Second, she corrected instances where the AI extrapolated beyond her notes. For one student, the model generated feedback about “inconsistent data collection” based on a single session note in which the supervisor had written “data sheet not completed during session.” In context, the student had been managing a behavioral escalation and appropriately prioritized the client. The supervisor revised this to reflect the full picture and reframed it as a discussion point about balancing data collection with clinical responsiveness.

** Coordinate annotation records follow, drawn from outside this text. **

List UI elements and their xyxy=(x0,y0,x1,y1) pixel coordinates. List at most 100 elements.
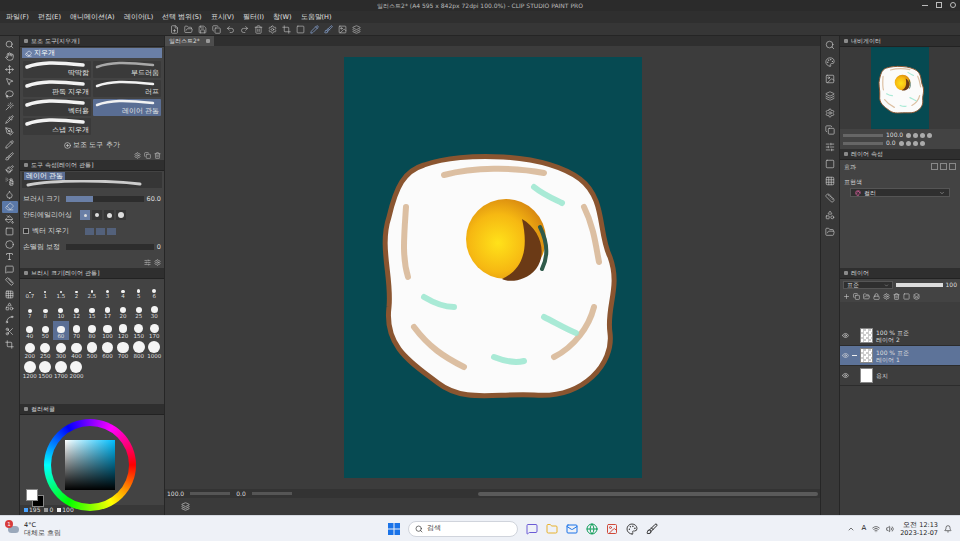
taskbar-app-icon[interactable] xyxy=(586,523,598,535)
layer-action-icon[interactable] xyxy=(843,293,850,300)
brush-size-cell[interactable]: 2000 xyxy=(69,361,85,380)
panel-toggle-icon[interactable] xyxy=(825,176,835,186)
taskbar-app-icon[interactable] xyxy=(546,523,558,535)
menu-item[interactable]: 애니메이션(A) xyxy=(70,14,115,21)
brush-size-cell[interactable]: 120 xyxy=(115,321,131,340)
layer-action-icon[interactable] xyxy=(883,293,890,300)
toolbar-icon[interactable] xyxy=(352,25,361,34)
zoom-slider[interactable] xyxy=(190,492,230,495)
navigator-slider[interactable] xyxy=(843,142,883,145)
brush-size-cell[interactable]: 12 xyxy=(69,301,85,320)
panel-action-icon[interactable] xyxy=(154,152,161,159)
brush-size-cell[interactable]: 4 xyxy=(115,281,131,300)
tool-button[interactable] xyxy=(2,176,18,189)
canvas-scrollbar[interactable] xyxy=(478,492,818,496)
tool-button[interactable] xyxy=(2,226,18,239)
navigator-button-icon[interactable] xyxy=(906,141,911,146)
tool-button[interactable] xyxy=(2,326,18,339)
navigator-slider[interactable] xyxy=(843,134,883,137)
navigator-button-icon[interactable] xyxy=(906,133,911,138)
erase-mode-icon[interactable] xyxy=(107,228,116,235)
toolbar-icon[interactable] xyxy=(324,25,333,34)
brush-size-cell[interactable]: 17 xyxy=(100,301,116,320)
menu-item[interactable]: 편집(E) xyxy=(38,14,61,21)
toolbar-icon[interactable] xyxy=(226,25,235,34)
brush-size-cell[interactable]: 0.7 xyxy=(22,281,38,300)
menu-item[interactable]: 도움말(H) xyxy=(301,14,332,21)
brush-size-cell[interactable]: 25 xyxy=(131,301,147,320)
panel-action-icon[interactable] xyxy=(134,152,141,159)
antialiasing-option[interactable] xyxy=(80,210,90,220)
layer-action-icon[interactable] xyxy=(903,293,910,300)
brush-size-cell[interactable]: 1500 xyxy=(38,361,54,380)
layer-row[interactable]: 100 % 표준레이어 2 xyxy=(840,326,960,346)
brush-size-cell[interactable]: 30 xyxy=(146,301,162,320)
layer-action-icon[interactable] xyxy=(913,293,920,300)
brush-size-cell[interactable]: 50 xyxy=(38,321,54,340)
brush-size-cell[interactable]: 7 xyxy=(22,301,38,320)
taskbar-search[interactable]: 검색 xyxy=(408,521,518,537)
toolbar-icon[interactable] xyxy=(184,25,193,34)
effect-icon[interactable] xyxy=(949,163,956,170)
opacity-slider[interactable] xyxy=(896,283,943,287)
taskbar-app-icon[interactable] xyxy=(646,523,658,535)
layer-row[interactable]: 용지 xyxy=(840,366,960,386)
erase-mode-icon[interactable] xyxy=(96,228,105,235)
visibility-icon[interactable] xyxy=(842,332,849,339)
tool-button[interactable] xyxy=(2,301,18,314)
rotation-value[interactable]: 0.0 xyxy=(236,491,246,497)
tool-button[interactable] xyxy=(2,163,18,176)
tool-button[interactable] xyxy=(2,251,18,264)
brush-size-cell[interactable]: 150 xyxy=(131,321,147,340)
effect-icon[interactable] xyxy=(931,163,938,170)
panel-toggle-icon[interactable] xyxy=(825,159,835,169)
navigator-button-icon[interactable] xyxy=(899,141,904,146)
brush-size-cell[interactable]: 8 xyxy=(38,301,54,320)
navigator-button-icon[interactable] xyxy=(920,133,925,138)
rotation-slider[interactable] xyxy=(252,492,292,495)
panel-toggle-icon[interactable] xyxy=(825,108,835,118)
menu-item[interactable]: 파일(F) xyxy=(6,14,29,21)
panel-toggle-icon[interactable] xyxy=(825,142,835,152)
tool-button[interactable] xyxy=(2,51,18,64)
brush-size-cell[interactable]: 80 xyxy=(84,321,100,340)
hue-ring[interactable] xyxy=(44,419,136,511)
tool-button[interactable] xyxy=(2,276,18,289)
toolbar-icon[interactable] xyxy=(282,25,291,34)
panel-toggle-icon[interactable] xyxy=(825,40,835,50)
panel-action-icon[interactable] xyxy=(144,152,151,159)
taskbar-app-icon[interactable] xyxy=(606,523,618,535)
brush-size-cell[interactable]: 10 xyxy=(53,301,69,320)
saturation-square[interactable] xyxy=(65,440,115,490)
tool-button[interactable] xyxy=(2,126,18,139)
toolbar-icon[interactable] xyxy=(198,25,207,34)
taskbar-app-icon[interactable] xyxy=(526,523,538,535)
panel-toggle-icon[interactable] xyxy=(825,125,835,135)
menu-item[interactable]: 선택 범위(S) xyxy=(162,14,201,21)
tool-button[interactable] xyxy=(2,188,18,201)
sub-tool-item[interactable]: 벡터용 xyxy=(23,99,91,116)
toolbar-icon[interactable] xyxy=(338,25,347,34)
tool-button[interactable] xyxy=(2,76,18,89)
brush-size-cell[interactable]: 2.5 xyxy=(84,281,100,300)
tool-button[interactable] xyxy=(2,238,18,251)
sub-tool-item[interactable]: 스냅 지우개 xyxy=(23,118,91,135)
tool-button[interactable] xyxy=(2,201,18,214)
antialiasing-option[interactable] xyxy=(92,210,102,220)
taskbar-app-icon[interactable] xyxy=(626,523,638,535)
brush-size-cell[interactable]: 20 xyxy=(115,301,131,320)
tray-expand-icon[interactable] xyxy=(847,525,855,533)
tool-button[interactable] xyxy=(2,313,18,326)
toolbar-icon[interactable] xyxy=(170,25,179,34)
toolbar-icon[interactable] xyxy=(268,25,277,34)
panel-toggle-icon[interactable] xyxy=(825,193,835,203)
navigator-button-icon[interactable] xyxy=(927,133,932,138)
brush-size-slider[interactable] xyxy=(66,196,144,202)
brush-size-cell[interactable]: 1000 xyxy=(146,341,162,360)
panel-toggle-icon[interactable] xyxy=(825,227,835,237)
panel-action-icon[interactable] xyxy=(154,259,161,266)
sub-tool-item[interactable]: 부드러움 xyxy=(93,61,161,78)
tool-button[interactable] xyxy=(2,288,18,301)
layer-action-icon[interactable] xyxy=(873,293,880,300)
tool-button[interactable] xyxy=(2,138,18,151)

Third, she added her own clinical mentoring voice to the recommended strategies. The AI suggestions were technically sound but lacked the experiential knowledge that distinguishes supervision from instruction. For example, where the AI recommended “prepare a step-up activity,” the supervisor added her own guidance: “I find it helpful to write the threshold criterion directly on the session plan so it functions as a visual reminder during the session. We can practice this together during our next planning meeting.”
Outcome
The supervisor completed all four formative evaluations in approximately five hours total, compared to her typical ten to twelve hours. Three of the four students responded in their self-reflections that the mid-semester feedback was the most specific and actionable they had received in their clinical training to date. One student specifically referenced the “step-up/step-down” strategy as immediately useful and reported implementing it in the following week’s sessions.
The supervisor’s program director reviewed the feedback documents as part of a routine quality check and noted the consistency of format and depth of behavioral specificity across all four students.
Reflection
The supervisor observed that the AI was most valuable as a sorting and structuring tool: it took disorganized observation notes and arranged them into a logical framework aligned with competency categories. This organizational step was where most of her writing time had historically been spent. The clinical substance of the feedback, however, still came from her notes and from her professional judgment about what each student needed to hear and when.
She noted that the AI’s tendency toward detached, evaluative language was a meaningful limitation in a supervisory context. Effective clinical supervision requires not just identifying what happened but framing it in a way that supports the student’s development. That framing is inherently relational and cannot be fully delegated.
She planned to continue using the approach for end-of-semester summative evaluations, with the added step of asking each student to self-evaluate first, which she would include in the prompt as additional context.
Key Takeaways
- AI drafts of supervisory feedback default to generic, supportive language unless the prompt explicitly demands specific behavioral examples with dates and context.
- Structured observation notes are the prerequisite for useful AI output; the model cannot generate specificity from vague input.
- Clinical supervision requires relational tone calibration that AI cannot replicate; the supervisor must adjust feedback framing based on knowledge of each student’s developmental trajectory and emotional readiness.
- AI is most efficient at the organizational layer of feedback preparation (sorting observations into competency categories), while the clinical mentoring layer remains a human function.